Before that instalation the boot was managed by Windows 8. After que instalation in the boot menu of openSUSE, there are three options:
WINDOWS 1
WINDOWS 2
WINDOWS 3
The WNDOWS 1 option, initializes the boot manager of the Windows 8, but when the manager starts there is no Windows system for choose to boot.
Before that instalation the Windows 8 boot manager offered two options for booting Windows 8 and Windows 7.
When I try to boot directly from WINDOWS 2 and WINDOWS 3 options from the openSUSE boot manager, it happens an error informing the is no operational system to boot.
Please I need help to solve that issue. I don’t want to run a boot recovery from Microsoft, because if I do that, surely I wont be able to boot to openSUSE.

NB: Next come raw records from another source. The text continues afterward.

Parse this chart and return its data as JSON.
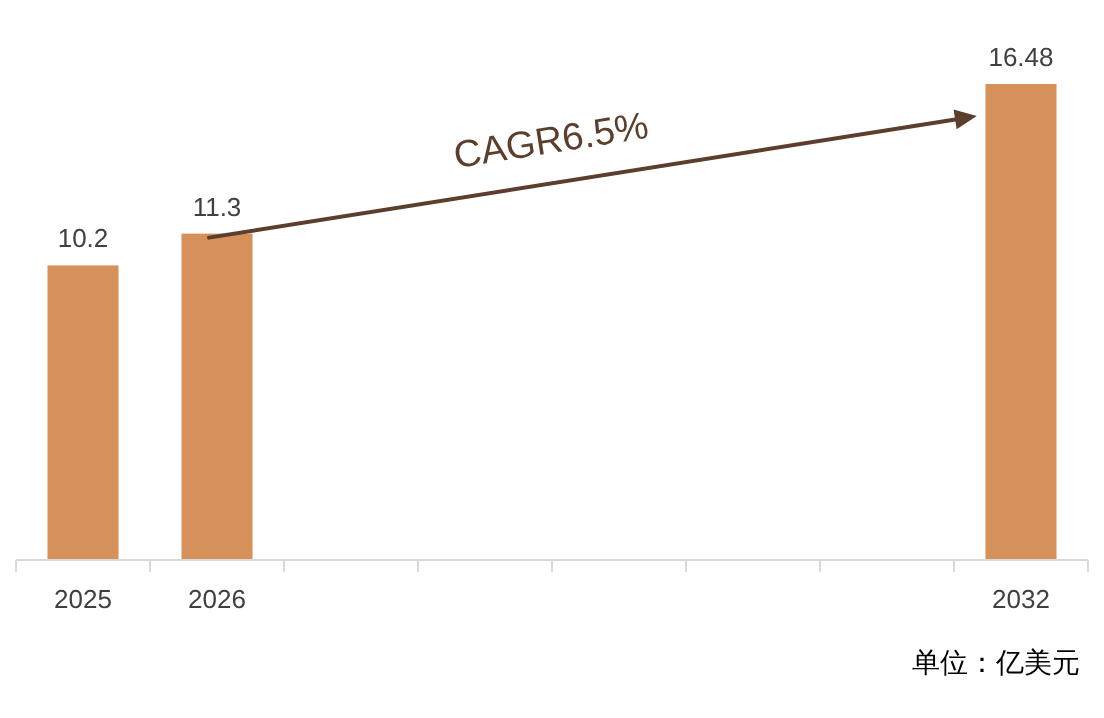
{
  "chart_data": {
    "type": "bar",
    "categories": [
      "2025",
      "2026",
      null,
      null,
      null,
      null,
      null,
      "2032"
    ],
    "values": [
      10.2,
      11.3,
      null,
      null,
      null,
      null,
      null,
      16.48
    ],
    "color": "#d6915a",
    "data_labels": true,
    "annotations": [
      "CAGR6.5%",
      "单位：亿美元"
    ]
  }
}
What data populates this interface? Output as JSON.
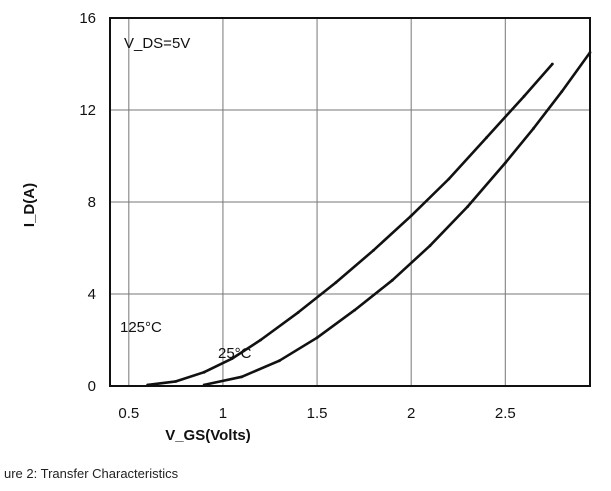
{
  "chart_data": {
    "type": "line",
    "title": "",
    "annotation": "V_DS=5V",
    "xlabel": "V_GS(Volts)",
    "ylabel": "I_D(A)",
    "xlim": [
      0.4,
      2.95
    ],
    "ylim": [
      0,
      16
    ],
    "x_ticks": [
      "0.5",
      "1",
      "1.5",
      "2",
      "2.5"
    ],
    "y_ticks": [
      "0",
      "4",
      "8",
      "12",
      "16"
    ],
    "grid": true,
    "series": [
      {
        "name": "125°C",
        "x": [
          0.6,
          0.75,
          0.9,
          1.05,
          1.2,
          1.4,
          1.6,
          1.8,
          2.0,
          2.2,
          2.4,
          2.6,
          2.75
        ],
        "y": [
          0.05,
          0.2,
          0.6,
          1.2,
          2.0,
          3.2,
          4.5,
          5.9,
          7.4,
          9.0,
          10.8,
          12.6,
          14.0
        ]
      },
      {
        "name": "25°C",
        "x": [
          0.9,
          1.1,
          1.3,
          1.5,
          1.7,
          1.9,
          2.1,
          2.3,
          2.5,
          2.65,
          2.8,
          2.95
        ],
        "y": [
          0.05,
          0.4,
          1.1,
          2.1,
          3.3,
          4.6,
          6.1,
          7.8,
          9.7,
          11.2,
          12.8,
          14.5
        ]
      }
    ],
    "series_labels": [
      "125°C",
      "25°C"
    ]
  },
  "caption": "ure 2: Transfer Characteristics"
}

So, you must realize that Windows 8 is not in final release. I can guess that the three partitions are:
/dev/sda1 (Windows 1), NTFS about 100 MB, small, primary, marked as Active, System Boot and was the starter for both Windows. You would normally select this partition from grub to start Windows.
/dev/sda2 (Windows 2), NTFS, several GB’s in size, Primary, Original Windows 7 C: drive, You can remove this entry from the Grub Menu as its not the boot drive.
/dev/sda3 (Windows 3), NTFS, What ever GB you stole from Windows 7 to install 8, Primary, New Windows 8 drive D:, You can remove this entry from the Grub menu as its not the boot drive.
Normally, installing openSUSE does not upset the Windows 7 boot partition and neither does it need to remain active, though you might not get a service pack to load. I am not sure how to fix this mess really, but in openSUSE, if it still works, you could give us a fdisk command to see if we can help. Open up terminal and run the following command and post the results here in a message:
su -
password:
fdisk -l
Here is what my Windows disk looks like, but it has only Windows 7 loaded on it:
Disk /dev/sdb: 128.0 GB, 128035676160 bytes
255 heads, 63 sectors/track, 15566 cylinders, total 250069680 sectors
Units = sectors of 1 * 512 = 512 bytes
Sector size (logical/physical): 512 bytes / 512 bytes
I/O size (minimum/optimal): 512 bytes / 512 bytes
Disk identifier: 0x000073d7
Device Boot Start End Blocks Id System
/dev/sdb1 * 2048 1019903 508928 7 HPFS/NTFS/exFAT
/dev/sdb2 1019904 248483839 123731968 7 HPFS/NTFS/exFAT
I can say that Windows 8 can be reinstalled and so can openSUSE. You might blow these away and then try to fix your Windows 7 install and then load openSUSE again, without Windows 8 being there. The problem may be just the Windows boot loader in the first small partition, but I am just not sure.
I’ve just installed the newest version of openSUSE
Can you please tell what that version is because:
a) When people read this thread next year (coming here trough a search of e.g. Google), they will not know what the “newest version” was at this moment in time;
b) several people may have different ideas about what “newest” is. Some may think that 12.2 MS3 is the newest at this moment in time, others may think that 12.1 is the newest supported version and other may even make the mistake that a DVD they found recently contains the newest while in fact it doesn’t.
After all it does not take too much effort to type e.g “12.1” enstead of “the newest version”, it certainly takes less keystrokes.